Tucked Granny in at the rehab residence then went on off to a hoop-de-doo in honor of a young fella gittin' hitched.
This boy is in his 30s and grew up in our parts--why I reckon he had many a plate of cookies and milk at Aunty's on his way to manhood. One day he stood in mah kitchen an' promised he wouldn't marry no missy that he din't bring by fer Aunty's once-over. An' y'all, he did.
Anyhoo, the evenin' was so lovely even the croaky frog sang sweet. The young fella's Mama and Daddy live now on a lake in the city that look like legions of gnomes wif' maniucure scissors snip through the night jes' so when the sun come up the lawn and borders is worthy of Monet.

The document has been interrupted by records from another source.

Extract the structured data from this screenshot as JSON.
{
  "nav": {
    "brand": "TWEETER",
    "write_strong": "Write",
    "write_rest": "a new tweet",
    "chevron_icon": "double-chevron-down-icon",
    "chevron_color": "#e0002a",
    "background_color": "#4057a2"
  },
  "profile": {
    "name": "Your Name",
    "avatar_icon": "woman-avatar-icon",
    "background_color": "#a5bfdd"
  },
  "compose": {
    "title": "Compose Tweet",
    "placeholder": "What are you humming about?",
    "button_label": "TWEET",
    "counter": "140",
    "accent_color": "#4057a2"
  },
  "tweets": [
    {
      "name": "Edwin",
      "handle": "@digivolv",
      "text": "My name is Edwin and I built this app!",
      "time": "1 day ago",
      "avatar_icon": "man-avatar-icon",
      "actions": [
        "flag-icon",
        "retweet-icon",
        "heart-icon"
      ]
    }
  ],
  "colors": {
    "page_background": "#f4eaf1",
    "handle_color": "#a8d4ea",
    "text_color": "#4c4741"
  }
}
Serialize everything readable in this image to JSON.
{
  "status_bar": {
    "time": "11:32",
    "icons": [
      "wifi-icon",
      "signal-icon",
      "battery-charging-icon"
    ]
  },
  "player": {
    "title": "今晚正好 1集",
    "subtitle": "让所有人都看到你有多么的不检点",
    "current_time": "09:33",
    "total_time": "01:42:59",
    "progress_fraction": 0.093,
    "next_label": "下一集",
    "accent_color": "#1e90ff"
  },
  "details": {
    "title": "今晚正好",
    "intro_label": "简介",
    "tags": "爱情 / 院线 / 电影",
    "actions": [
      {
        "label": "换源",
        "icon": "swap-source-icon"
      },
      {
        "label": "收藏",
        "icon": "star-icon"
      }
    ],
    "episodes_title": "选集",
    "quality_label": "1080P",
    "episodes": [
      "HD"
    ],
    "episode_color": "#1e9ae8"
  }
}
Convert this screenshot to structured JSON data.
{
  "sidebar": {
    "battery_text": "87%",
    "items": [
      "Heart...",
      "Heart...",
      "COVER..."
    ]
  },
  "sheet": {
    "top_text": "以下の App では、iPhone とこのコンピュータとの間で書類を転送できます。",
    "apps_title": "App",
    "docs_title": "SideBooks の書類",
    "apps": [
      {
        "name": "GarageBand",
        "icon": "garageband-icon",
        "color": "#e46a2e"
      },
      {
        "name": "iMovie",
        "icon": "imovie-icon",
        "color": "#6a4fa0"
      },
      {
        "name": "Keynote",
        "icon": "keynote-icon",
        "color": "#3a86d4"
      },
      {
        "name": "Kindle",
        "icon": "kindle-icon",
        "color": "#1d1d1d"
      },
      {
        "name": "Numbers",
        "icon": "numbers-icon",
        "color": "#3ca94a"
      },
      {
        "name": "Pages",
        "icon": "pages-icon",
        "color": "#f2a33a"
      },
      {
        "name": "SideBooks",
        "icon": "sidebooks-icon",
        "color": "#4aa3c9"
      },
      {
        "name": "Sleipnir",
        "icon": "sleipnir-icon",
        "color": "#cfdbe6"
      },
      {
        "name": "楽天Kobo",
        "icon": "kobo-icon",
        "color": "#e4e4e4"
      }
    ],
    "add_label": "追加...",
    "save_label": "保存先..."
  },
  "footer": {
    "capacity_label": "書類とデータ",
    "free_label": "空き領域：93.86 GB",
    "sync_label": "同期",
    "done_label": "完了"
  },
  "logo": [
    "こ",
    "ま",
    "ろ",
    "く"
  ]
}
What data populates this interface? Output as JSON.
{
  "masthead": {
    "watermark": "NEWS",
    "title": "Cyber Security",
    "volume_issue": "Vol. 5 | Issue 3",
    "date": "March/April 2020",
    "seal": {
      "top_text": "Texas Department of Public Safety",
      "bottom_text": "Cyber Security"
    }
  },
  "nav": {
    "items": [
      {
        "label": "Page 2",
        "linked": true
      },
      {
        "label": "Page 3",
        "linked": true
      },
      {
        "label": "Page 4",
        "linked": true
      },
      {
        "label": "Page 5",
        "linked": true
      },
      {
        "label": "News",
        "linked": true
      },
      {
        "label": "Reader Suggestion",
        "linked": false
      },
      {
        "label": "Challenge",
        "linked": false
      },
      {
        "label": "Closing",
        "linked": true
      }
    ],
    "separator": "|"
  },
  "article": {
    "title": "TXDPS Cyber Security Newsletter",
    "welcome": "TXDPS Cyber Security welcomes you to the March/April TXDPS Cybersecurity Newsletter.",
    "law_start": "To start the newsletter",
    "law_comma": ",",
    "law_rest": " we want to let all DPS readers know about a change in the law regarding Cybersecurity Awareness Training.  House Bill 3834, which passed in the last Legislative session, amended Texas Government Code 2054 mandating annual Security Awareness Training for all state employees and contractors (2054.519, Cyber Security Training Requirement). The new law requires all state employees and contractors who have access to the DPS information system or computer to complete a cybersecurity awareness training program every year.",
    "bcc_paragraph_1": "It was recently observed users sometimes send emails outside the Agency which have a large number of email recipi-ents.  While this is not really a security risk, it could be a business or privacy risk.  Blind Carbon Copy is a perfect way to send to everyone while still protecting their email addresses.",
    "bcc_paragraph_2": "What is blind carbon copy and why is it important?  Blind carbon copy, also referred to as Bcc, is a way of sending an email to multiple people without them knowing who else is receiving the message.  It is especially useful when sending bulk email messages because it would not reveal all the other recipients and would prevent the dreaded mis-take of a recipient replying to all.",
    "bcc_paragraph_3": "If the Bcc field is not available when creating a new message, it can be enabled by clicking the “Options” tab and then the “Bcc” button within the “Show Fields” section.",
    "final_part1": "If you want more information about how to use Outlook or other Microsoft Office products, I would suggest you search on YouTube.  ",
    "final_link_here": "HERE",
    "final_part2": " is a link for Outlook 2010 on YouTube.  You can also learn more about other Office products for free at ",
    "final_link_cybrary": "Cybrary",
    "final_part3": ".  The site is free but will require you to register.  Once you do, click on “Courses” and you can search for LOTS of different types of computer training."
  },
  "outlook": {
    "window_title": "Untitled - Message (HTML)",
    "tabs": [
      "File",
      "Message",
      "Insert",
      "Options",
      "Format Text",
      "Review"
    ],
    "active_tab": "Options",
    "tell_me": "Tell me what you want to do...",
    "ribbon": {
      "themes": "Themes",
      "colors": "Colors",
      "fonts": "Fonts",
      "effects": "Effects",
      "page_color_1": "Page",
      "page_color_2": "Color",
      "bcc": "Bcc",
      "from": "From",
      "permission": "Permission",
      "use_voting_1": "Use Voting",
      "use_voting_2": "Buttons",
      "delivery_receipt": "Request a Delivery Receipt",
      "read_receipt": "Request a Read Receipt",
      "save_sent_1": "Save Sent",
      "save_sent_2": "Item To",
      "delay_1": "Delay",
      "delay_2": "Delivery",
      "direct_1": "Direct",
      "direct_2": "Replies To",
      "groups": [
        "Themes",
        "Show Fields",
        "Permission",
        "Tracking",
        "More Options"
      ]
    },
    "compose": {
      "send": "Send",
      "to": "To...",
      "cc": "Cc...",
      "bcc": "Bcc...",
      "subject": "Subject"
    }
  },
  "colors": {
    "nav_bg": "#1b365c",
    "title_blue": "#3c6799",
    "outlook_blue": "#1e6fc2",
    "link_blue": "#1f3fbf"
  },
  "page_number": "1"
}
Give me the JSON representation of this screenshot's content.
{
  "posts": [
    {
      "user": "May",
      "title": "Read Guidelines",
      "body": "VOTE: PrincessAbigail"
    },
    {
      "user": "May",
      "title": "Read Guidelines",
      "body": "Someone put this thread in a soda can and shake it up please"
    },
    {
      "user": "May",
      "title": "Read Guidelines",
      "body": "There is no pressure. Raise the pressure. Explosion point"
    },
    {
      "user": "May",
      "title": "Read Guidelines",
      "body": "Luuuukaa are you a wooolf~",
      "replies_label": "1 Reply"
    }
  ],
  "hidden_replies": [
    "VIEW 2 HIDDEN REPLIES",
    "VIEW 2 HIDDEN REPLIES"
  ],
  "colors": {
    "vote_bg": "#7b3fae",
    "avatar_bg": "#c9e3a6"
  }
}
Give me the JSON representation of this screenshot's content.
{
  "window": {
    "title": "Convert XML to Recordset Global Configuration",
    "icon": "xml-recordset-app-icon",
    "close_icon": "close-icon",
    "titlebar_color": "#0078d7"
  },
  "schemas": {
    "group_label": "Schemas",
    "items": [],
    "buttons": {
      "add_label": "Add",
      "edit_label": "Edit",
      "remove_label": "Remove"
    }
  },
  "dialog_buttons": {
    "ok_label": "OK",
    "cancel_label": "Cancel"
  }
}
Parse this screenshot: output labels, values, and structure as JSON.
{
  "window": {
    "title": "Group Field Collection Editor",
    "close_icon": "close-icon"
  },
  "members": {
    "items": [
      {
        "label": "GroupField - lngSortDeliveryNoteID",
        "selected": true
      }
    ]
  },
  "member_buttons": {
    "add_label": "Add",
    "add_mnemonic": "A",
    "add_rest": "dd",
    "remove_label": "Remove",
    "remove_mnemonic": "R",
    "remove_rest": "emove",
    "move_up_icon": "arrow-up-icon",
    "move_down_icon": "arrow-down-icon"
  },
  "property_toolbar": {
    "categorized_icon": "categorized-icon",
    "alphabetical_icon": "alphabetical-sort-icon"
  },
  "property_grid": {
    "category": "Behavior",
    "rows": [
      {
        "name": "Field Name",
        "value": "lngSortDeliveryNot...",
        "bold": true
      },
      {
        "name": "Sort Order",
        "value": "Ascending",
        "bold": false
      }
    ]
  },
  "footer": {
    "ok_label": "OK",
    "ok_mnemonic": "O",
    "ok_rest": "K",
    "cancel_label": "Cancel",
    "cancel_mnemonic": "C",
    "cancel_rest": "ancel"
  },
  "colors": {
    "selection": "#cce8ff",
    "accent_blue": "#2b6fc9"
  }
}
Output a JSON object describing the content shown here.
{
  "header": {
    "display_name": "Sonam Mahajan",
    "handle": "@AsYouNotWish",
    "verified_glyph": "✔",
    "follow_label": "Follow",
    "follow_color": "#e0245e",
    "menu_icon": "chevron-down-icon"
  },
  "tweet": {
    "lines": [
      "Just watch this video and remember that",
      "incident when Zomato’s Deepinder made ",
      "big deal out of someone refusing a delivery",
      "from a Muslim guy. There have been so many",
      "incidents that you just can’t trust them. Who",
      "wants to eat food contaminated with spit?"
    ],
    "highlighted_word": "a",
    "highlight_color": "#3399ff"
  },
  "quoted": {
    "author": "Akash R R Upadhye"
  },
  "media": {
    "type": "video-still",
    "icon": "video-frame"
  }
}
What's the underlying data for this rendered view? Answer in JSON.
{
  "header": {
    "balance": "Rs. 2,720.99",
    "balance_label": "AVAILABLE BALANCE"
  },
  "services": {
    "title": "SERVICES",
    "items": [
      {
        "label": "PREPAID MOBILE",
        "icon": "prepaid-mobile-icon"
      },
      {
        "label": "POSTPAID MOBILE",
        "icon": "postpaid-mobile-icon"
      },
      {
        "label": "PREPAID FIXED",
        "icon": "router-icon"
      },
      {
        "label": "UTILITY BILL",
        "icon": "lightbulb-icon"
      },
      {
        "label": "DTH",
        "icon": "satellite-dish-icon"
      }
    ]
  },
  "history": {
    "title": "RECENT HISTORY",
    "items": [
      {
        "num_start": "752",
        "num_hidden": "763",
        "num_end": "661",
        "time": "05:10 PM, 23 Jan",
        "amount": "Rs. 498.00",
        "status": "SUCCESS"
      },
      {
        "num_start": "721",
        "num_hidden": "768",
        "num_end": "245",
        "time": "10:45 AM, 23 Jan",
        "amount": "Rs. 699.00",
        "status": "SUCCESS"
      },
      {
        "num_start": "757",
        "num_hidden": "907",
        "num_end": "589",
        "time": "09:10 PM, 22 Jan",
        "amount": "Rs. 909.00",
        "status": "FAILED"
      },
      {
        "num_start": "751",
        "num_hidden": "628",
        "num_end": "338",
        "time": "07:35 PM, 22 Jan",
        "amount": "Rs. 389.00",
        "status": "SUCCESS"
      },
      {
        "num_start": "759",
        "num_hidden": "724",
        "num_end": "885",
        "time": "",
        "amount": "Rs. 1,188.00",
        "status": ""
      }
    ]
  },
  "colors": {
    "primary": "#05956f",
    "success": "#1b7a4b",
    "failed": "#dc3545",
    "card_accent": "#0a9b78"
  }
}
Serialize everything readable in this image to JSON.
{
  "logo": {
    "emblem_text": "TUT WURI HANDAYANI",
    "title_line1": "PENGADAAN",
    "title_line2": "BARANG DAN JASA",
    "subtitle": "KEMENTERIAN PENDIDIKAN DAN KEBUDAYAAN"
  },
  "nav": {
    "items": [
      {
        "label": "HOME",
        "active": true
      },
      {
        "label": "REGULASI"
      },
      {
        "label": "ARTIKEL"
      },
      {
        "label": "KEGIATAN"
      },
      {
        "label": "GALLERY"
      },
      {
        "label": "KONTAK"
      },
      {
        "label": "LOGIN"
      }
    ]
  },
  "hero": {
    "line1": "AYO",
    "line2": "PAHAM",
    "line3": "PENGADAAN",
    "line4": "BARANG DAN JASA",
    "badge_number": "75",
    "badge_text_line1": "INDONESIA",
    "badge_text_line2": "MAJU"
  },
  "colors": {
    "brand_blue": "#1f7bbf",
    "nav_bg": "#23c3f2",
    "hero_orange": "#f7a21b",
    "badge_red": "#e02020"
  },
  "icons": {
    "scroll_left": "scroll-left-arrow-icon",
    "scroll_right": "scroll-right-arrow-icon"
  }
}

This young fella is late outa the gate when it comes to nuptials, so thar's high happiness in the air round his mama and daddy's place. This were that natural conviviality--ya know-- wif' a relaxed posture ya always see when several generations of folks who done known each other since knee britches get together. The purty young women were the ones boys brought home to Mama finally, and the young men wuz the ones a girl thought would make her Daddy proud. The settlement. Them flower filled rooms lookin' over a sunset painted terrace were filled wif' marriages an' engagements. Not one "relationship" in the bunch. This was a gathering of the committed-for-the-long-haul.
Mebbe thas' why I noticed what the subtext were: Them handsome, healthy maned young lions warn't struttin', but leanin' on the ole' baldin' lions.
Young Cats wif' shiny MBAs an' Tripple A resumes built up in Chicago, Boston and Zurich... but fear had 'em by the throat. They ain't never seen no economy like this, an' never thought the ugly word "unemployment" would smudge up their future.
"I'se a TARP II refugee" laughed one, while another, a gun-slinger assest manager, describe his current job as "personal asset reassessment."
Among the guests were a beloved former high school football coach--a man who coached these kids in much more than a spread offense. I seen him put his meaty paw on the back of one young neck and give a shake, "thar's a time when when ya' make jes' six inches through the mud, son. A good quarterback knows when to throw long an' when to tuck the ball an put his haid down. This ain't yore last game."
Another counseled, " Now, looky,Beau, thangs do come round again--why me an the Mrs. wuz like you an' your bride, onc't. We thought Laissez les bon temps roulez"wuz our theme song. Then we got our chops busted in the Carter years when recession meant 19 % interest rates. My britches wuz draggin' the gound jes' like yor'n is now. Know what? we hung tight--to each other. We learnt how to live on 70% of what we made even in the fat years. An we's stuck wif' that plan. Next time this bust cycle rears up like Jaws, youse gonna be long gone up in the dunes. Only the suckers will still be out to catch a wave."
In a corner by the coffee urn, lookin' over the rim of his Drambuie spiked cup, a retired merger specialist squeezed a flat-belly's bicep, "How else ya gonna know what's inside of ya' iffin' ya ain't ever had a bloodied nose? These grey hairs ain't free ya' know. "
Aunty saw grizzled ole geezers pat young backs-- seasoned men, worriet about they own life's work--encourage the young pups, not wif' happy talk, but wif hope based on hard work an' frugal habits, the courage to base their future on themselves an' they own clans and community.
"Git local," advised one grey haid. "Make yore place among yore own an' be thar' fer 'em. In the end, none of us lives globally, we live heah. Ya always need to take care of home base."
Ya know, thar is somethin' very allurin' about a man who knows the score.